Victoria has become a cautionary tale for Australia – and the world

30 July 2020

7:32 PM

30 July 2020

7:32 PM

With Victoria’s lockdown now in its 21st day, one would have thought after three weeks there would be some sign that the COVID-19 outbreak was coming under control. Instead, Victoria hit a new record for the number of daily cases, with 723 people testing positive for COVID-19 in the past 24 hours.

Perhaps even more concerning was the fact the percentage of people testing positive for the virus rose to its highest level ever since the advent of mass testing in Victoria.
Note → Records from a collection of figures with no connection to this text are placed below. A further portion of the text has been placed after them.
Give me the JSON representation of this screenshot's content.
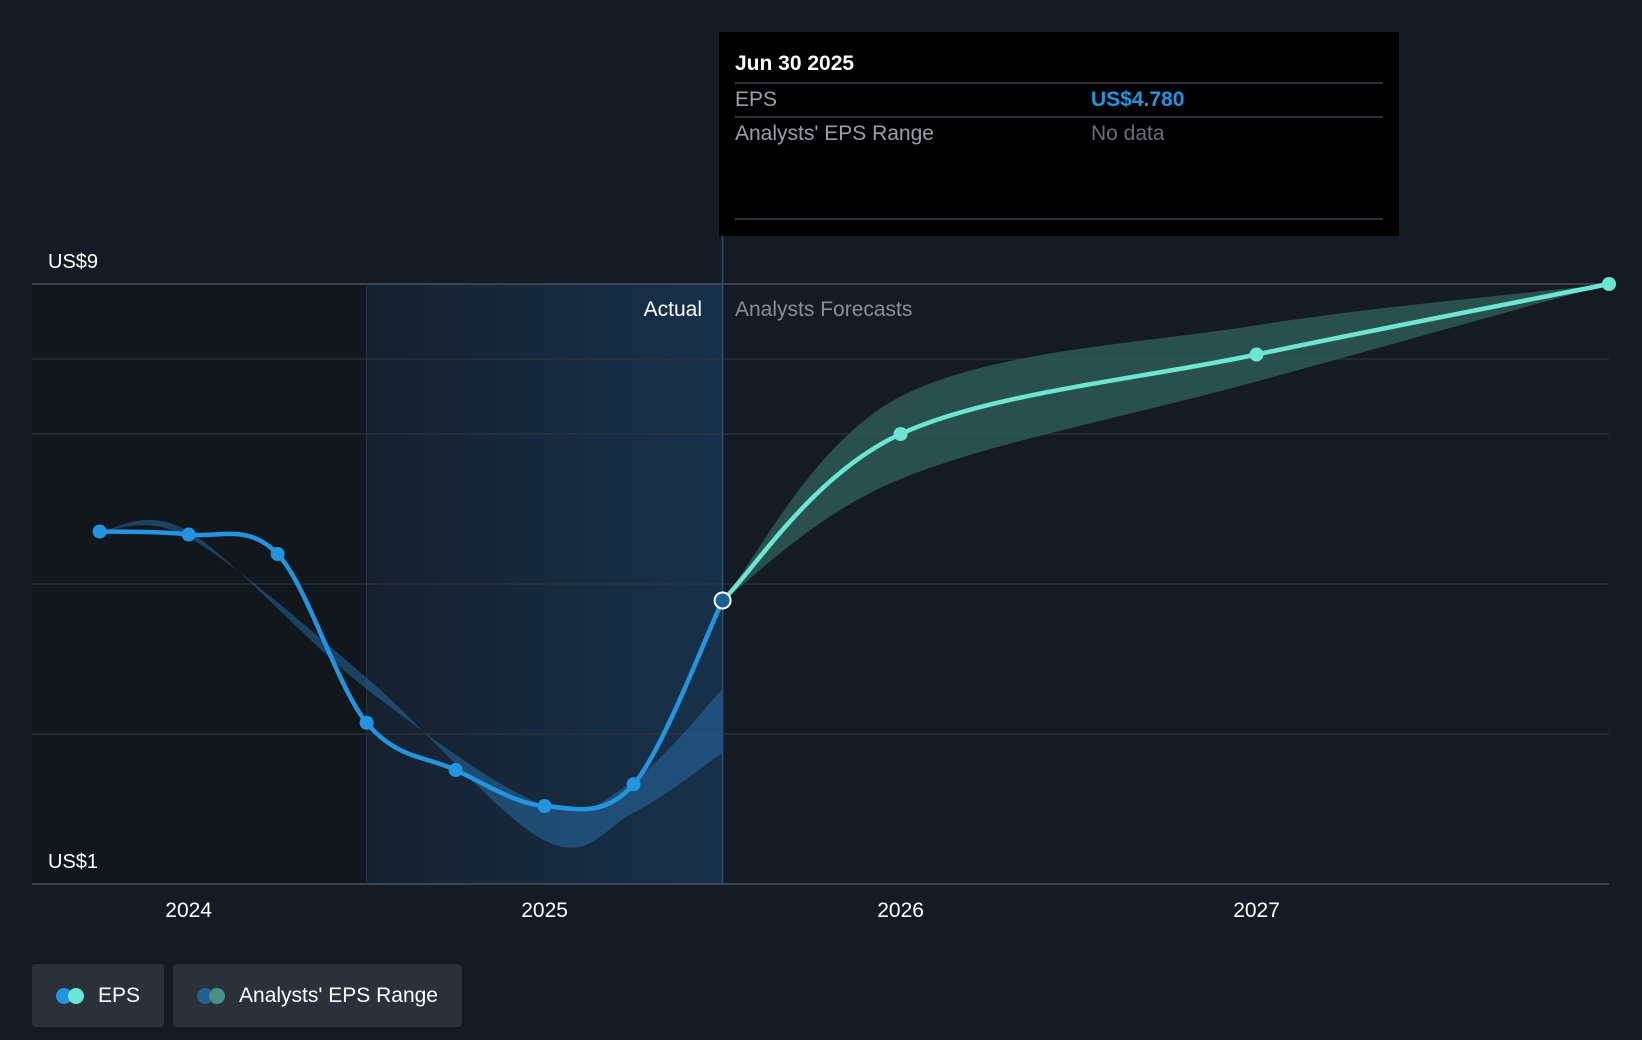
{
  "colors": {
    "background": "#151b24",
    "actual_line": "#2394df",
    "forecast_line": "#6ce6d1",
    "actual_range": "#2b78b5",
    "forecast_range": "#2f5d5a",
    "highlight_band": "#17324d",
    "gridline": "#303741",
    "axis_text": "#ffffff",
    "muted_text": "#8a8f96",
    "tooltip_bg": "#000000"
  },
  "tooltip": {
    "date": "Jun 30 2025",
    "eps_label": "EPS",
    "eps_value": "US$4.780",
    "range_label": "Analysts' EPS Range",
    "range_value": "No data"
  },
  "section_labels": {
    "actual": "Actual",
    "forecast": "Analysts Forecasts"
  },
  "legend": {
    "items": [
      {
        "label": "EPS",
        "icon": "eps-legend-dots"
      },
      {
        "label": "Analysts' EPS Range",
        "icon": "range-legend-dots"
      }
    ]
  },
  "chart_data": {
    "type": "line",
    "y_axis": {
      "min": 1,
      "max": 9,
      "labels": [
        "US$9",
        "US$1"
      ],
      "gridlines": [
        1,
        3,
        5,
        7,
        8,
        9
      ]
    },
    "x_axis": {
      "ticks": [
        "2024",
        "2025",
        "2026",
        "2027"
      ],
      "tick_values": [
        2024.0,
        2025.0,
        2026.0,
        2027.0
      ],
      "range": [
        2023.56,
        2027.99
      ]
    },
    "highlight_region": {
      "from": 2024.5,
      "to": 2025.5
    },
    "divider": 2025.5,
    "series": [
      {
        "name": "EPS",
        "segment": "actual",
        "points": [
          {
            "x": 2023.75,
            "y": 5.7
          },
          {
            "x": 2024.0,
            "y": 5.66
          },
          {
            "x": 2024.25,
            "y": 5.4
          },
          {
            "x": 2024.5,
            "y": 3.15
          },
          {
            "x": 2024.75,
            "y": 2.52
          },
          {
            "x": 2025.0,
            "y": 2.04
          },
          {
            "x": 2025.25,
            "y": 2.33
          },
          {
            "x": 2025.5,
            "y": 4.78
          }
        ]
      },
      {
        "name": "EPS",
        "segment": "forecast",
        "points": [
          {
            "x": 2025.5,
            "y": 4.78
          },
          {
            "x": 2026.0,
            "y": 7.0
          },
          {
            "x": 2027.0,
            "y": 8.06
          },
          {
            "x": 2027.99,
            "y": 9.0
          }
        ]
      }
    ],
    "ranges": [
      {
        "name": "Analysts' EPS Range",
        "segment": "actual",
        "upper": [
          {
            "x": 2023.75,
            "y": 5.7
          },
          {
            "x": 2024.0,
            "y": 5.7
          },
          {
            "x": 2024.5,
            "y": 3.6
          },
          {
            "x": 2025.0,
            "y": 2.05
          },
          {
            "x": 2025.25,
            "y": 2.38
          },
          {
            "x": 2025.5,
            "y": 3.6
          }
        ],
        "lower": [
          {
            "x": 2023.75,
            "y": 5.7
          },
          {
            "x": 2024.0,
            "y": 5.62
          },
          {
            "x": 2024.5,
            "y": 3.75
          },
          {
            "x": 2025.0,
            "y": 1.58
          },
          {
            "x": 2025.25,
            "y": 1.95
          },
          {
            "x": 2025.5,
            "y": 2.75
          }
        ]
      },
      {
        "name": "Analysts' EPS Range",
        "segment": "forecast",
        "upper": [
          {
            "x": 2025.5,
            "y": 4.78
          },
          {
            "x": 2026.0,
            "y": 7.5
          },
          {
            "x": 2027.0,
            "y": 8.45
          },
          {
            "x": 2027.99,
            "y": 9.0
          }
        ],
        "lower": [
          {
            "x": 2025.5,
            "y": 4.78
          },
          {
            "x": 2026.0,
            "y": 6.4
          },
          {
            "x": 2027.0,
            "y": 7.7
          },
          {
            "x": 2027.99,
            "y": 9.0
          }
        ]
      }
    ]
  }
}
On Thursday 3.63% of patients tested positive for the virus, compared with the previous high of 3.02% recorded on Monday.

 


Despite Victoria performing 53% fewer tests than on Sunday, Thursday’s record number of cases illustrates an outbreak that is not only not improving but may, in fact, be continuing to deteriorate significantly.

The exact reasons why this is occurring remain a hotly debated issue, with a number of different factors put forward as potential drivers of the outbreak. But one would imagine that one of the key elements defining the outbreak, is a lack of compliance with various containment measures.

Almost every day Victorian Premier Daniel Andrews holds a press conference, during which he often vents his frustration at the lack of compliance from a significant number of Victorian’s doing the wrong thing. While the Andrews government no doubt shares a sizable share of the blame for the current outbreak, Andrews is not wrong that the fate of Victoria now lies in the hands of the public.

Victoria’s coronavirus outbreak has become a cautionary tale for Australia and the world, of what can happen when there is insufficient compliance with virus containment measures and contact tracers become overwhelmed by the sheer scale of the number of cases.

As we discussed in Flat White last week, Victoria is now subject to the ‘public toilet theory of human behaviour’. Hopefully, those not complying with the containment measures start to do the right thing — before everything goes entirely to crap.